O estudo da relação entre políticos populistas e os sindicatos em luta ilumina nosso presente com uma luz bastante cruel. Os relatos sobre o vice-governador de Jânio, general Porfírio da Paz, participando dos piquetes de greve dirigidos pelos trabalhadores, por exemplo, nos obrigam a refletir a propósito de uma ação direta que não arrefece frente a um calendário de negociações e que, por isso mesmo, consegue tirar vantagem das contradições das classes dirigentes. Vantagens essas não apenas para obter reivindicações imediatas, mas para aumentar a organização independente e a autoridade social dos trabalhadores em luta sobre o conjunto das classes exploradas.
Superação da alienação
O sentido geral das lutas, mesmo as parciais, aponta para a superação da alienação. Há conflitos que são paradigmáticos, como aqueles que colocam em disputa o tempo da exploração. Ou, como o caso da Greve da Chapinha, em 1961, na fábrica de Elevadores Atlas. Hoje, quando é comum ver trabalhadores de todas as categorias circularem dentro e fora do lugar de trabalho carregando um crachá, podemos dimensionar o grau de consciência crítica dos operários que se recusaram a usar esse dispositivo que favorecia o controle da circulação, o policiamento da sociabilidade no interno da planta e a vigilância sobre a organização da classe.

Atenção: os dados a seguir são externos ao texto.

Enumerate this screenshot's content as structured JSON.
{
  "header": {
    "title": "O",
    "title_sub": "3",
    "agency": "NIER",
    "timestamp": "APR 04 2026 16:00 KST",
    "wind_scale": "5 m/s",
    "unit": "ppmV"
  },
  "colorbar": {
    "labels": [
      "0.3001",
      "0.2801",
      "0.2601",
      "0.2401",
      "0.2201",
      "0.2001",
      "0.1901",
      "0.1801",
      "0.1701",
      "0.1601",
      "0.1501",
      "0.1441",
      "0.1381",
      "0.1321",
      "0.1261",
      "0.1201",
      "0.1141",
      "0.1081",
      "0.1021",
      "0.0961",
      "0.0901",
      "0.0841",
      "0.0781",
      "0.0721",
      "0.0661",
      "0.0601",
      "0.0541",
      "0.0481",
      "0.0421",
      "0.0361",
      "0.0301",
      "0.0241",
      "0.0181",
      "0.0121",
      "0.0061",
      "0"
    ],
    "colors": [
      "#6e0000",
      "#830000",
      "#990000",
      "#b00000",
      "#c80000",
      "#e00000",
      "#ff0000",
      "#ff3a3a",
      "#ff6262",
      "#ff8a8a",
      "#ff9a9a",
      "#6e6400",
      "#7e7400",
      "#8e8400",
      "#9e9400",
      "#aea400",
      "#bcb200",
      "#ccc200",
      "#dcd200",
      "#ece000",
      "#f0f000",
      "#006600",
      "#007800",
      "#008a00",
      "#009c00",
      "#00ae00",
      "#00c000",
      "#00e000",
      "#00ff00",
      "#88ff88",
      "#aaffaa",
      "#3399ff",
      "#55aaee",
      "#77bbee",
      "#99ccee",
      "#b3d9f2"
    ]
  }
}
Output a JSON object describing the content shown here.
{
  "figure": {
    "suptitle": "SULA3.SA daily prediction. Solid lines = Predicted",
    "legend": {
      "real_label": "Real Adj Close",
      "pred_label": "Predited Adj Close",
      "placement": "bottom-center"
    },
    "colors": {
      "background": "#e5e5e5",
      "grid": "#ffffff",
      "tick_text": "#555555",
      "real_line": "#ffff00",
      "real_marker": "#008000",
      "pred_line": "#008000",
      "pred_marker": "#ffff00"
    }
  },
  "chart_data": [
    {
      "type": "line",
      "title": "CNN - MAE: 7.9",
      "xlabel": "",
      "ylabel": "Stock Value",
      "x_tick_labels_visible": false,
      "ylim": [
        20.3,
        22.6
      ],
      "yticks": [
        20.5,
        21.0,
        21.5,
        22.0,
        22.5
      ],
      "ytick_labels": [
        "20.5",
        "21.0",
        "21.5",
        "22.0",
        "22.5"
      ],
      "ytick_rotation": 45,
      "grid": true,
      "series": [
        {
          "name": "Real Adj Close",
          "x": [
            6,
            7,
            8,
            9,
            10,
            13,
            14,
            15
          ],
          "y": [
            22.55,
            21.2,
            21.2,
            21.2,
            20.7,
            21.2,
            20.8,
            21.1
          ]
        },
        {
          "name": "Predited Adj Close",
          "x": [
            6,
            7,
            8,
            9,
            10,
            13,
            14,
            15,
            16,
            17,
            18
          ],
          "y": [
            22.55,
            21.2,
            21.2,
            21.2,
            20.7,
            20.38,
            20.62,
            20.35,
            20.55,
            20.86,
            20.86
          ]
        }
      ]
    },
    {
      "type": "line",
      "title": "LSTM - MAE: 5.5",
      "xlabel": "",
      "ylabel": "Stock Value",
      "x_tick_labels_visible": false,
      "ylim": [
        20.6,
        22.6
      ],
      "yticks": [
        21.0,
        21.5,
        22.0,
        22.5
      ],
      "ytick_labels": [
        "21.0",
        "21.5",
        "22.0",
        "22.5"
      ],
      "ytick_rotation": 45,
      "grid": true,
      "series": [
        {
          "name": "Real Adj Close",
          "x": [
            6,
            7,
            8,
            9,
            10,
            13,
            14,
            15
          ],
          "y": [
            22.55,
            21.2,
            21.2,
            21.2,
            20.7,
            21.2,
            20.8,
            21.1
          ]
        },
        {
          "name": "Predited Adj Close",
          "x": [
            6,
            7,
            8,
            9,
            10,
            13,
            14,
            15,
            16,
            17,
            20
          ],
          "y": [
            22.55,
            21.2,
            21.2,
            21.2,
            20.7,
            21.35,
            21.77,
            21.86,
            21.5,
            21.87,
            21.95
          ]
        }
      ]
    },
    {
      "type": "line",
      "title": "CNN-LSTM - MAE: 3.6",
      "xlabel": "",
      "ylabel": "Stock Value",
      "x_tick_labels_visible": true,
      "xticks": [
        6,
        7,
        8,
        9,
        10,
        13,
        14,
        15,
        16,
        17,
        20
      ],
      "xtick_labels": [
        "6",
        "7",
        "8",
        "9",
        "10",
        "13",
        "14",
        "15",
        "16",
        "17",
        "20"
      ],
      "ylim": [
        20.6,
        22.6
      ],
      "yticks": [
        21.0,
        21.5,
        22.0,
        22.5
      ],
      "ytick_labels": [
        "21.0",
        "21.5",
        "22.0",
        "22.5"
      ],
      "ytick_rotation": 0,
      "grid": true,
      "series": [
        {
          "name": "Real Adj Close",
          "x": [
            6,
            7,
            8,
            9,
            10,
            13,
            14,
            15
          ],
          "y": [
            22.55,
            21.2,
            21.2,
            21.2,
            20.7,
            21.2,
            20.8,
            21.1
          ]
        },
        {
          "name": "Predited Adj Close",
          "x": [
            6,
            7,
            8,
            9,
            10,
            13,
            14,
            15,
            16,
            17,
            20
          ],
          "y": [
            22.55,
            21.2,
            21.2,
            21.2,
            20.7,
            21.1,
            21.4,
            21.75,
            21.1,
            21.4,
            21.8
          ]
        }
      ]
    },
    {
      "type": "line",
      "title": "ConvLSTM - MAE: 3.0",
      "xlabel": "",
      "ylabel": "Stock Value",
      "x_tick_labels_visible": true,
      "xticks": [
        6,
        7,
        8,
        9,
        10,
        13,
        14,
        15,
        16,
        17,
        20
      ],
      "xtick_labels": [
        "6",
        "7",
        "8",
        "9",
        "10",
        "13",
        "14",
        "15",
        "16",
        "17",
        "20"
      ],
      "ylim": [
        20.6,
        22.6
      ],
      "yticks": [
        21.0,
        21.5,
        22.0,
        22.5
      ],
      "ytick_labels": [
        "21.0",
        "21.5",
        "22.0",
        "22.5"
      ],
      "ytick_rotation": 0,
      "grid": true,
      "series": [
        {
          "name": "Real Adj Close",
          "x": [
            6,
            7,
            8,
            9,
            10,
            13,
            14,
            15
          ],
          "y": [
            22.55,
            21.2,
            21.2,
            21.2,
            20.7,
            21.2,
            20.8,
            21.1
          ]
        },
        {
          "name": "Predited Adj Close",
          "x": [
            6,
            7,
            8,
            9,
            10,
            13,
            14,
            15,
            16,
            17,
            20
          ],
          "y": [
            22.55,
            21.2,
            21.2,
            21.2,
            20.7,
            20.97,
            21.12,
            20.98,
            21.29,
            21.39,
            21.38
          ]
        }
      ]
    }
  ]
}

Muito próximos eram os relatos sobre os campos de concentração nazistas, que permitiam potencializar a alienação no trabalho. Foi muita a perspicácia dos trabalhadores da Atlas, que souberam reconhecer no dispositivo do crachá um elemento que aproveitava aquilo que a indústria de guerra alemã havia aplicado nos campos de concentração com caráter “experimental”.
A luta da classe trabalhadora é ao mesmo tempo luta pela sobrevivência e luta pela consciência, pela condição humana. A reinvenção da classe trabalhadora nos apresenta a potência com que trabalhadoras e trabalhadores brasileiros se autoconstruiram e afiaram suas ferramentas organizativas. Há nas entrelinhas apontamentos para os desafios do presente que tanto nos inquietam.